= Robert C. Fuller =

Robert C. Fuller (born 1952) is the Caterpillar Professor of Religious Studies at Bradley University. Specializing in religion and psychology, and contemporary religion in America, Fuller is the author of 13 books, including Mesmerism and the American Cure of Souls (1982); Spiritual, But Not Religious: Understanding Unchurched America (2001); and The Body of Faith: A Biological History of Religion in America (2013).

==Education and career ==
After completing his BA in religious studies at Denison University (a former Baptist school), Fuller was awarded his MA and PhD, also in religious studies, by the University of Chicago. He joined the faculty at Bradley University in 1978 as assistant professor of religious studies. In 1983 he became an associate professor and in 1988 a full professor.
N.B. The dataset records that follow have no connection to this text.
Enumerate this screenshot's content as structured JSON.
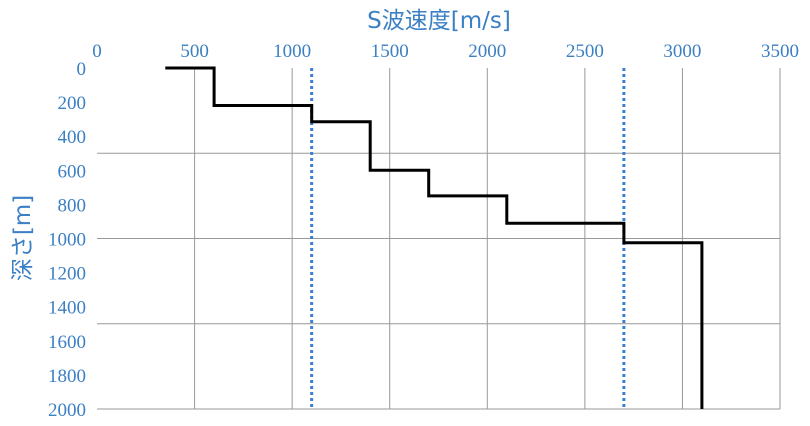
{
  "chart_data": {
    "type": "line",
    "xlabel": "S波速度[m/s]",
    "ylabel": "深さ[m]",
    "x_axis_position": "top",
    "y_axis_inverted": true,
    "xlim": [
      0,
      3500
    ],
    "ylim": [
      0,
      2000
    ],
    "x_ticks": [
      0,
      500,
      1000,
      1500,
      2000,
      2500,
      3000,
      3500
    ],
    "x_tick_labels": [
      "0",
      "500",
      "1000",
      "1500",
      "2000",
      "2500",
      "3000",
      "3500"
    ],
    "y_ticks": [
      0,
      200,
      400,
      600,
      800,
      1000,
      1200,
      1400,
      1600,
      1800,
      2000
    ],
    "y_tick_labels": [
      "0",
      "200",
      "400",
      "600",
      "800",
      "1000",
      "1200",
      "1400",
      "1600",
      "1800",
      "2000"
    ],
    "grid": true,
    "grid_x": [
      500,
      1000,
      1500,
      2000,
      2500,
      3000,
      3500
    ],
    "grid_y": [
      500,
      1000,
      1500,
      2000
    ],
    "series": [
      {
        "style": "step",
        "color": "#000000",
        "points": [
          {
            "x": 350,
            "y": 0
          },
          {
            "x": 600,
            "y": 0
          },
          {
            "x": 600,
            "y": 220
          },
          {
            "x": 1100,
            "y": 220
          },
          {
            "x": 1100,
            "y": 315
          },
          {
            "x": 1400,
            "y": 315
          },
          {
            "x": 1400,
            "y": 600
          },
          {
            "x": 1700,
            "y": 600
          },
          {
            "x": 1700,
            "y": 750
          },
          {
            "x": 2100,
            "y": 750
          },
          {
            "x": 2100,
            "y": 910
          },
          {
            "x": 2700,
            "y": 910
          },
          {
            "x": 2700,
            "y": 1025
          },
          {
            "x": 3100,
            "y": 1025
          },
          {
            "x": 3100,
            "y": 2000
          }
        ]
      }
    ],
    "reference_lines": [
      {
        "orientation": "vertical",
        "x": 1100,
        "style": "dotted",
        "color": "#3b7fd4"
      },
      {
        "orientation": "vertical",
        "x": 2700,
        "style": "dotted",
        "color": "#3b7fd4"
      }
    ]
  }
}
Fuller is particularly interested in "unchurched" spirituality in America and metaphysical healing, including mesmerism and homeopathy. Despite declining church membership in America, most Americans believe in some form of higher spiritual power. In Alternative Medicine and American Religious Life (1989), he explores whether the appeal of alternative medicine lies not in addressing ill health but in giving practitioners a sense of this spiritual plane. He argues in Spiritual, but not Religious: Understanding Unchurched America (2001) that "[a]lternative medicines almost invariably promulgate alternative worldviews." Most of those drawn to such systems—New Thought, spirit guides, Swedenborgianism, Theosophy, Transcendentalism—are middle class and physically healthy. In 2018 he wrote that 18–27 percent of Americans could be defined as "Spiritual but not Religious" (SBNR).

==Awards==
In 1988 Bradley University awarded Fuller the Samuel Rothberg Professional Excellence Award, for outstanding achievements in research and creativity. He was awarded the Charles M. Putnam Award for Teaching Excellence in 1995 and the Caterpillar Professorship for Religious Studies in 2000.

==Personal life==
Fuller and his wife, Kathy Fuller, married in 1974 and have two children.

==Selected works==
- (2013) The Body of Faith: A Biological History of Religion in America, Chicago and London: University of Chicago Press.
- (2008) Spirituality in the Flesh: Bodily Sources of Religious Experiences, New York: Oxford University Press.
- (2006) Wonder: From Emotion to Spirituality, Chapel Hill: University of North Carolina Press.
- (2004) Religious Revolutionaries: The Rebels Who Reshaped American Religion, New York: Palgrave Macmillan.
- (2001) Spiritual, But Not Religious: Understanding Unchurched America, New York: Oxford University Press.
- (2000) Stairways to Heaven: Drugs in American Religious History, Boulder: Westview Press.
- (1996) Religion and Wine: A Cultural History of Wine Drinking in the United States, Knoxville: University of Tennessee Press.
- (1995) Naming the Antichrist: The History of an American Obsession, New York: Oxford University Press.
- (1992) Ecology of Care: An Interdisciplinary Analysis of the Self and Moral Obligation, Louisville: Westminster/John Knox Press.
- (1989) Alternative Medicine and American Religious Life, New York: Oxford University Press.
- (1988) Religion and the Life Cycle, Philadelphia: Fortress Press.
- (1986) Americans and the Unconscious, New York: Oxford University Press.
- (1982) Mesmerism and the American Cure of Souls, Philadelphia: University of Pennsylvania Press.